By Idris Joyner ‘21
Staff Writer
Happy Death Day seemed to be a lesser Blumhouse production, but the teens and the youth at the movie theatre I went too on Friday seemed to love it. I can understand why, for an audience that doesn’t remember Groundhog Day, the idea that finds a college student reliving the same day over and over (and getting killed at the end of it), might seem original.
Also, the film offers a vision of early adulthood that seems interesting to kids, as it presents college as a time for socializing, dating, and self-discovery. None of the characters are notably complicated, but at least one of them learns to become a better person during the course of the picture, which makes Happy Death Day surprisingly optimistic for a slasher comedy. The violence isn’t even scary, since the everyone knew the girl would reawaken after she gets stabbed to death. Yet in removing a sense of consequence from violence, the movie crafts an interesting metaphor for early adulthood as a time when you can fail repeatedly at life until you get it right.

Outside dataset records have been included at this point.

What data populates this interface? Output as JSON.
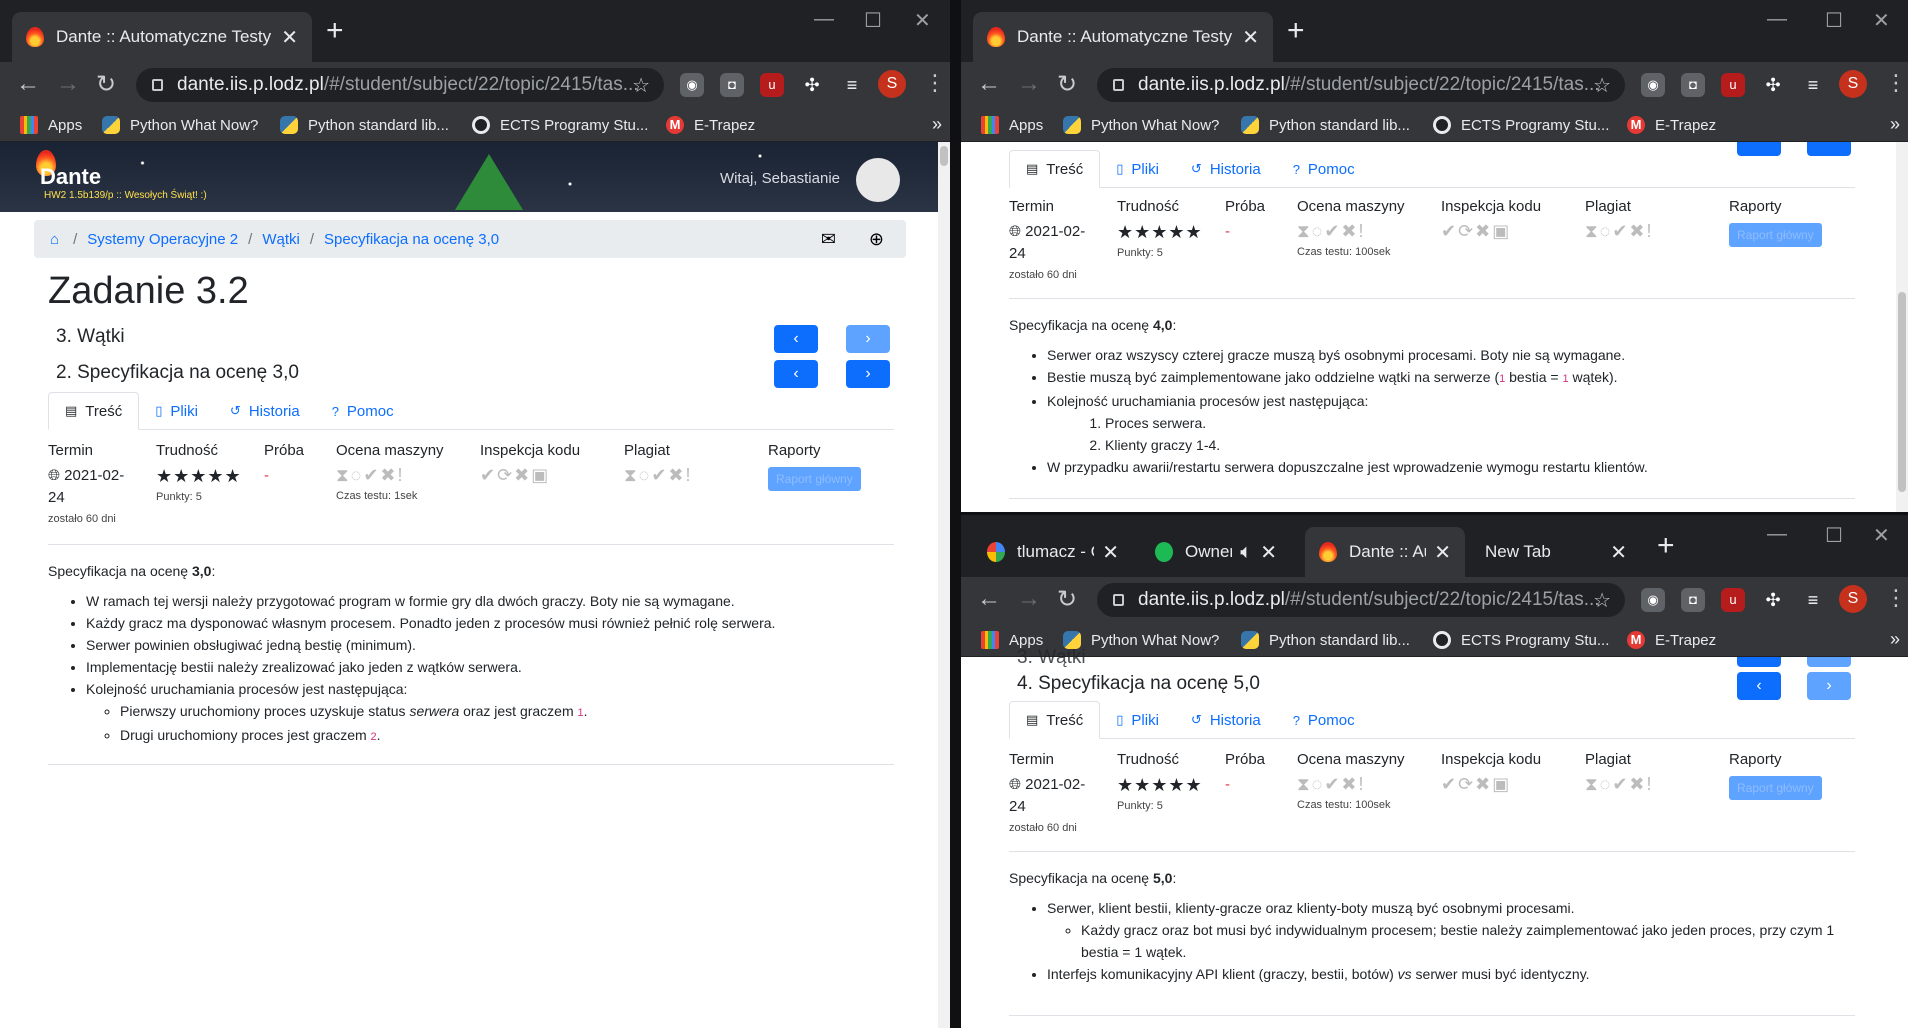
{
  "colors": {
    "accent": "#0d6efd",
    "chrome_dark": "#202124",
    "chrome_tab": "#35363a"
  },
  "tab_title": "Dante :: Automatyczne Testy Jedn",
  "url_host": "dante.iis.p.lodz.pl",
  "url_path": "/#/student/subject/22/topic/2415/tas...",
  "profile_initial": "S",
  "bookmarks": [
    "Apps",
    "Python What Now?",
    "Python standard lib...",
    "ECTS Programy Stu...",
    "E-Trapez"
  ],
  "win3_tabs": [
    "tlumacz - Go",
    "Owner o",
    "Dante :: Auto",
    "New Tab"
  ],
  "banner": {
    "logo": "Dante",
    "sub": "HW2 1.5b139/p :: Wesołych Świąt! :)",
    "welcome": "Witaj, Sebastianie"
  },
  "breadcrumb": [
    "Systemy Operacyjne 2",
    "Wątki",
    "Specyfikacja na ocenę 3,0"
  ],
  "task": {
    "title": "Zadanie 3.2",
    "topic": "3. Wątki",
    "spec3_heading": "2. Specyfikacja na ocenę 3,0",
    "spec5_heading": "4. Specyfikacja na ocenę 5,0",
    "spec5_topic_partial": "3. Wątki"
  },
  "content_tabs": [
    "Treść",
    "Pliki",
    "Historia",
    "Pomoc"
  ],
  "info": {
    "termin_label": "Termin",
    "termin_value": "2021-02-24",
    "termin_left": "zostało 60 dni",
    "trudnosc_label": "Trudność",
    "punkty": "Punkty: 5",
    "proba_label": "Próba",
    "proba_value": "-",
    "ocena_label": "Ocena maszyny",
    "czas1": "Czas testu: 1sek",
    "czas100": "Czas testu: 100sek",
    "inspekcja_label": "Inspekcja kodu",
    "plagiat_label": "Plagiat",
    "raporty_label": "Raporty",
    "raport_btn": "Raport główny",
    "stars": "★★★★★"
  },
  "spec3": {
    "intro": "Specyfikacja na ocenę ",
    "grade": "3,0",
    "items": [
      "W ramach tej wersji należy przygotować program w formie gry dla dwóch graczy. Boty nie są wymagane.",
      "Każdy gracz ma dysponować własnym procesem. Ponadto jeden z procesów musi również pełnić rolę serwera.",
      "Serwer powinien obsługiwać jedną bestię (minimum).",
      "Implementację bestii należy zrealizować jako jeden z wątków serwera.",
      "Kolejność uruchamiania procesów jest następująca:"
    ],
    "sub1a": "Pierwszy uruchomiony proces uzyskuje status ",
    "sub1em": "serwera",
    "sub1b": " oraz jest graczem ",
    "sub1n": "1",
    "sub2a": "Drugi uruchomiony proces jest graczem ",
    "sub2n": "2"
  },
  "spec4": {
    "intro": "Specyfikacja na ocenę ",
    "grade": "4,0",
    "i1": "Serwer oraz wszyscy czterej gracze muszą byś osobnymi procesami. Boty nie są wymagane.",
    "i2a": "Bestie muszą być zaimplementowane jako oddzielne wątki na serwerze (",
    "i2n1": "1",
    "i2b": " bestia = ",
    "i2n2": "1",
    "i2c": " wątek).",
    "i3": "Kolejność uruchamiania procesów jest następująca:",
    "o1": "Proces serwera.",
    "o2": "Klienty graczy 1-4.",
    "i4": "W przypadku awarii/restartu serwera dopuszczalne jest wprowadzenie wymogu restartu klientów."
  },
  "spec5": {
    "intro": "Specyfikacja na ocenę ",
    "grade": "5,0",
    "i1": "Serwer, klient bestii, klienty-gracze oraz klienty-boty muszą być osobnymi procesami.",
    "s1": "Każdy gracz oraz bot musi być indywidualnym procesem; bestie należy zaimplementować jako jeden proces, przy czym 1 bestia = 1 wątek.",
    "i2a": "Interfejs komunikacyjny API klient (graczy, bestii, botów) ",
    "i2em": "vs",
    "i2b": " serwer musi być identyczny."
  }
}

The film introduces the heroine, Tree (Jessica Rothe), as a shallow sorority sister who makes bad choices in life. She starts her day by waking up in the dorm room of a young man she doesn’t remember meeting, after an unsuccessful attempt to cure her hangover, she races back to her sorority, where she enters into a passive-aggressive verbal sparring match with another sister. She disregards the attention of her kind roommate, then goes to class late. She’s having an affair with the course’s married professor, but she doesn’t put much stock in the relationship. She continues to date other students (she’s shown blowing off a guy who took her out the week before) and, as we learn from one of her friends, makes out with random guys at parties. The day ends when a masked stranger stabs Tree to death when she’s walking home from a football game.
After the idea of Groundhog Day, the day begins again, with Tree waking up in the stranger’s dorm room. She figures out what’s going on fairly quickly, yet she can’t escape her killer at the end of the day. She dies, then reawakens, and the process repeats. Assuming she’ll be able to advance in time once she avoids dying, Tree sets out to discover who wants her dead. In doing so, she realizes that she’s been a shit to so many people that she can’t easily find out who her killer might be.
This news sparks the development of the movie’s second half, in which Tree tries to make better decisions and change the course of her life. “Director Christopher Landon (Scouts Guide to the Zombie Apocalypse) nicely handles the shift in Scott Lobdell’s script from spooky mystery to redemption story, playing Tree’s transformation as the stuff of upbeat comedy. Rothe also becomes more likable during the course of the picture, conveying her character’s intelligence and vulnerability as she evolves.”